Since I posted an article here about using zip bombs [0], I'm flooded with bots. I'm constantly monitoring and tweaking my abuse detector, but this particular bot mentioned in the article seemed to be pointing to an RSS reader. I white listed it at first. But now that I gave it a second look, it's one of the most rampant bot on my blog.
If I had a shady web crawling bot and I implemented a feature for it to avoid zip bombs, I would probably also test it by aggressively crawling a site that is known to protect itself with hand-made zip bombs.
One of the few manual deny-list entries that I have made was not for a Chinese company, but for the ASes of the U.S.A. subsidiary of a Chinese company. It just kept coming back again and again, quite rapidly, for a particular page that was 404. Not for any other related pages, mind. Not for the favicon, robots.txt, or even the enclosing pseudo-directory. Just that 1 page. Over and over.

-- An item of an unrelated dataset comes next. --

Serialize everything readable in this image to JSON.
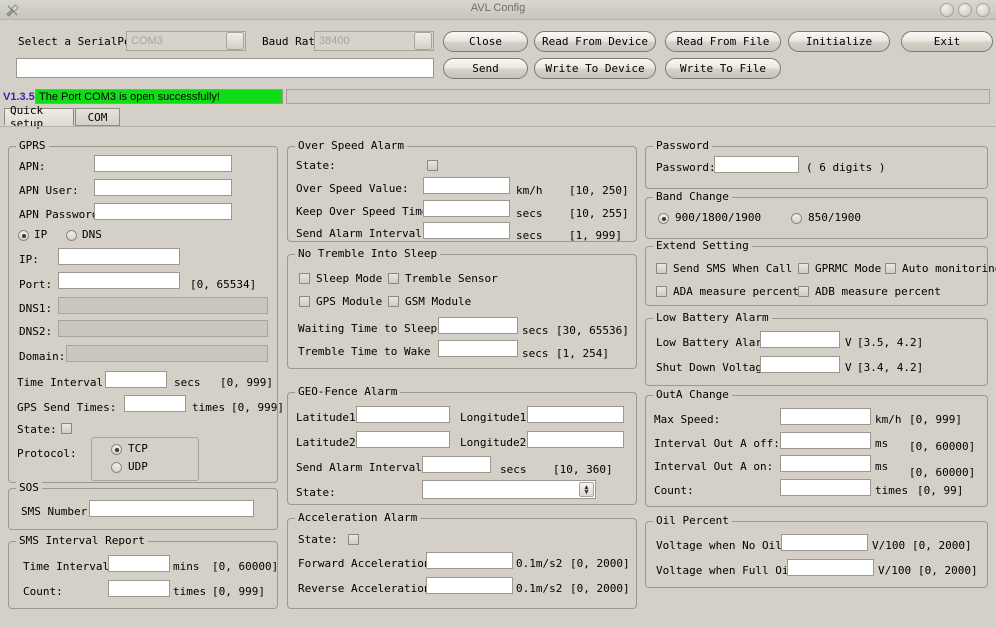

The directory structure had changed, and the page is now 1 level lower in the tree, correctly hyperlinked long since, in various sitemaps long since, and long since discovered by genuine HTTP clients.
The URL? It now only exists in 1 place on the WWW according to Google. It was posted to Hacker News back in 2017.
(My educated guess is that I am suffering from the page-preloading fallout from repeated robotic scraping of old Hacker News stuff by said U.S.A. subsidiary.)
[0]: https://news.ycombinator.com/item?id=43826798